While at Scutari, Florence contracted "Crimean fever". She actually never recovered. By the time she was 38 years old, she was homebound and bedridden, and stayed that way. But she remained dedicated as ever to improving health care and alleviating patients’ suffering, and continued her work from her bed.
Residing in Mayfair, she remained an authority and advocate of health care reform. The interviewed politicians and welcomed distinguished visitors from her bed. She published Notes on Hospitals, which focused on how to properly run civilian hospitals in 1859.
Throughout the U.S. Civil War, she was frequently consulted about how to best manage field hospitals, and she served as an authority on public sanitation issues in India for both the military and civilians (though she had never been to India herself).
At the age of 88, she was conferred the merit of honor by King Edward. Around two years later, she received a congratulatory message from King George on her 90th birthday.
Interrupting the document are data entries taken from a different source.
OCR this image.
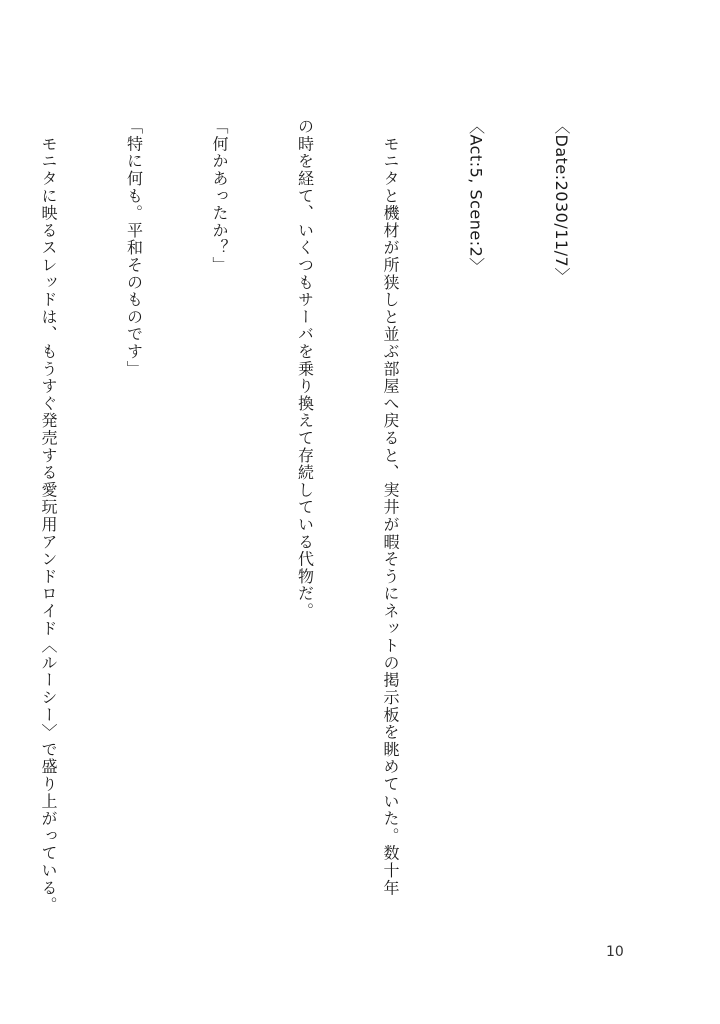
〈Date:2030/11/7〉

〈Act:5, Scene:2〉

　モニタと機材が所狭しと並ぶ部屋へ戻ると、実井が暇そうにネットの掲示板を眺めていた。数十年

の時を経て、いくつもサーバを乗り換えて存続している代物だ。

「何かあったか？」

「特に何も。平和そのものです」

　モニタに映るスレッドは、もうすぐ発売する愛玩用アンドロイド〈ルーシー〉で盛り上がっている。

10
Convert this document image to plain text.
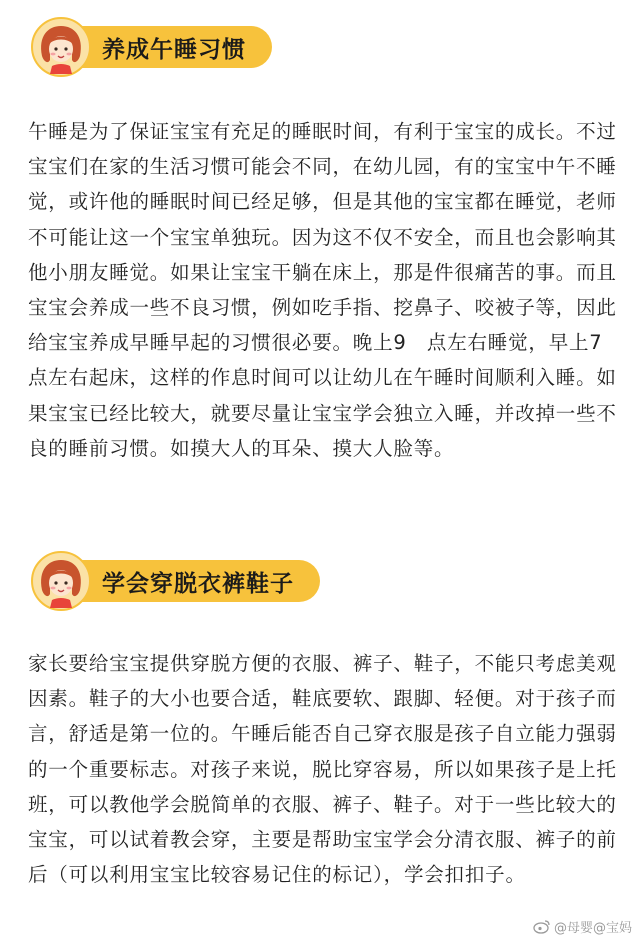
养成午睡习惯

午睡是为了保证宝宝有充足的睡眠时间，有利于宝宝的成长。不过宝宝们在家的生活习惯可能会不同，在幼儿园，有的宝宝中午不睡觉，或许他的睡眠时间已经足够，但是其他的宝宝都在睡觉，老师不可能让这一个宝宝单独玩。因为这不仅不安全，而且也会影响其他小朋友睡觉。如果让宝宝干躺在床上，那是件很痛苦的事。而且宝宝会养成一些不良习惯，例如吃手指、挖鼻子、咬被子等，因此给宝宝养成早睡早起的习惯很必要。晚上9　点左右睡觉，早上7　点左右起床，这样的作息时间可以让幼儿在午睡时间顺利入睡。如果宝宝已经比较大，就要尽量让宝宝学会独立入睡，并改掉一些不良的睡前习惯。如摸大人的耳朵、摸大人脸等。

学会穿脱衣裤鞋子

家长要给宝宝提供穿脱方便的衣服、裤子、鞋子，不能只考虑美观因素。鞋子的大小也要合适，鞋底要软、跟脚、轻便。对于孩子而言，舒适是第一位的。午睡后能否自己穿衣服是孩子自立能力强弱的一个重要标志。对孩子来说，脱比穿容易，所以如果孩子是上托班，可以教他学会脱简单的衣服、裤子、鞋子。对于一些比较大的宝宝，可以试着教会穿，主要是帮助宝宝学会分清衣服、裤子的前后（可以利用宝宝比较容易记住的标记），学会扣扣子。

@母婴@宝妈
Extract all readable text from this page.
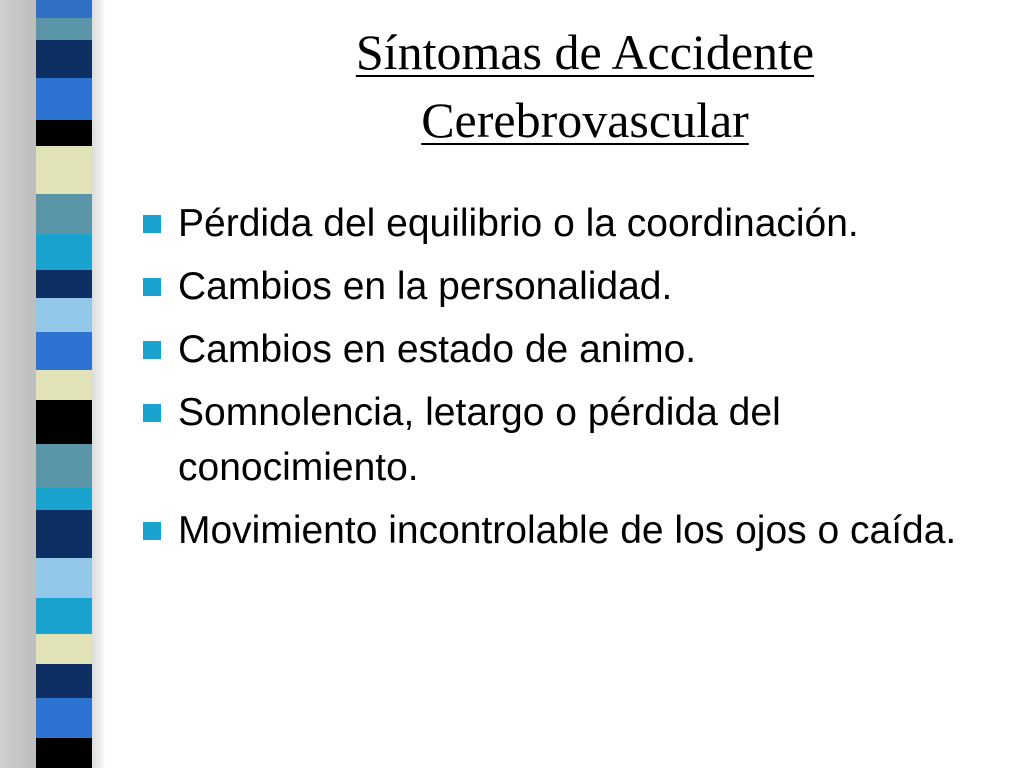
Síntomas de Accidente
Cerebrovascular
Pérdida del equilibrio o la coordinación.
Cambios en la personalidad.
Cambios en estado de animo.
Somnolencia, letargo o pérdida del conocimiento.
Movimiento incontrolable de los ojos o caída.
In August 1910, Florence sadly fell ill, but seemed to recover and was reportedly in good spirits. A week later, on August 12, 1910, she developed an array of troubling symptoms, and died unexpectedly at 2 pm the following day, at her home in London.
Characteristically, she had expressed the desire that her funeral be a quiet and modest affair. Respecting her last wishes, her family turned down a national funeral. The "Lady with the Lamp" was laid to rest at St. Margaret's Church, East Wellow, in Hampshire, England.
The Florence Nightingale Museum, located on the site of the original Nightingale Training School for Nurses, houses more than 2,000 artifacts commemorating the life and career of the "Angel of the Crimea."